“Sarah,” he declared, addressing his daughter, “them pickles is simply graind.”

“I opened a new jar to-day, papa,” Mrs. Koch returned.

“Elias Bacharach,” the old gentleman continued, “what you think of them pickles?”

“They're delicious,” Elias said.

“Vail, sir, my daughter, she make them herself. I think she make the best pickles going.”

“Oh, papa,” protested Mrs. Koch, blushing. “How can you say dot, when Aintoinette Morgenthau is seated right next to you? Her pickles beat mine all hollow.”

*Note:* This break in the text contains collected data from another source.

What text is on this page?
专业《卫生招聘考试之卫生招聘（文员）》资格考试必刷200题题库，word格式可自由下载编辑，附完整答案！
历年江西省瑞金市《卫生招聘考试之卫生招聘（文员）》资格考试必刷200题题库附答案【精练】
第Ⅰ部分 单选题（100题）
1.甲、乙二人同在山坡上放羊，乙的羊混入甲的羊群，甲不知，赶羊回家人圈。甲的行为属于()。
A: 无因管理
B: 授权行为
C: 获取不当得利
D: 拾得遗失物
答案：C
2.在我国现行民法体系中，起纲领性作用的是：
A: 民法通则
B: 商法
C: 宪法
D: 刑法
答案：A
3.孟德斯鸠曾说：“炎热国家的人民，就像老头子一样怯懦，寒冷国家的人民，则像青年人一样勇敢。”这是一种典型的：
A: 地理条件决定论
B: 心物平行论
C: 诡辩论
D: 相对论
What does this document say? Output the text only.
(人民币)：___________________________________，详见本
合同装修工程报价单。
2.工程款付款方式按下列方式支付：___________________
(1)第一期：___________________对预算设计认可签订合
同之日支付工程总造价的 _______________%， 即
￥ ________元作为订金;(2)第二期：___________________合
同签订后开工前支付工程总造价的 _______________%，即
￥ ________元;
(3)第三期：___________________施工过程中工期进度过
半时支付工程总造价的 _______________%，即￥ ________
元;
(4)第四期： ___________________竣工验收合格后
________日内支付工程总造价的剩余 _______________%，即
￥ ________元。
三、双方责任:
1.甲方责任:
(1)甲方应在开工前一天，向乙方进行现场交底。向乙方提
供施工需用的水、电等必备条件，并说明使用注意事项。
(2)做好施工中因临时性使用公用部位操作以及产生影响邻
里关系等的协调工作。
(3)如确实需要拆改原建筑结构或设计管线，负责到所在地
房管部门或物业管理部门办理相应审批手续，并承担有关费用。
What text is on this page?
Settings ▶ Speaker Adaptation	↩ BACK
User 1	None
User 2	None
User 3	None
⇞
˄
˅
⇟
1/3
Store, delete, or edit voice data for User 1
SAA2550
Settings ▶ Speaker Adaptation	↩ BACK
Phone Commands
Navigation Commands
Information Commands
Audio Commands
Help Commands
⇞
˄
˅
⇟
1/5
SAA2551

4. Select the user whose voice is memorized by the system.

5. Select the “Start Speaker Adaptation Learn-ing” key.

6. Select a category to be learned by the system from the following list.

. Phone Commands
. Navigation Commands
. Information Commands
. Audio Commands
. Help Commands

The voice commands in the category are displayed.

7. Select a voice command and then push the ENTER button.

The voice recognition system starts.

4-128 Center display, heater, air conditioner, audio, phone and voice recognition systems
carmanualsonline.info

“No,” cried Mrs. Morgenthau, magnanimously; “he's right. You're the boss.”

“Vail,” pursued Mr. Blum, judicially, “there is a difference. Aintoinette's pickles is splendid—dot's a faict. Maybe their flavor is just exactly as good as yours. But yours is crisper. My Gott! when I put one of your pickles in my mouth, dot makes me feel said. I never taste no pickles so crisp as them, since I was a little boy in Chairmany, and ate my mamma's. Her pickles—oh, they was loafly, they was maiknificent.”

“Ach, papa! You got so much zendimend!” his daughter exclaimed, with deep sympathy.

“You ought to taste my mamma's pickles,” Tillie whispered to Elias. “Of course, Mr. Blum is prejudiced in favor of his daughter's.”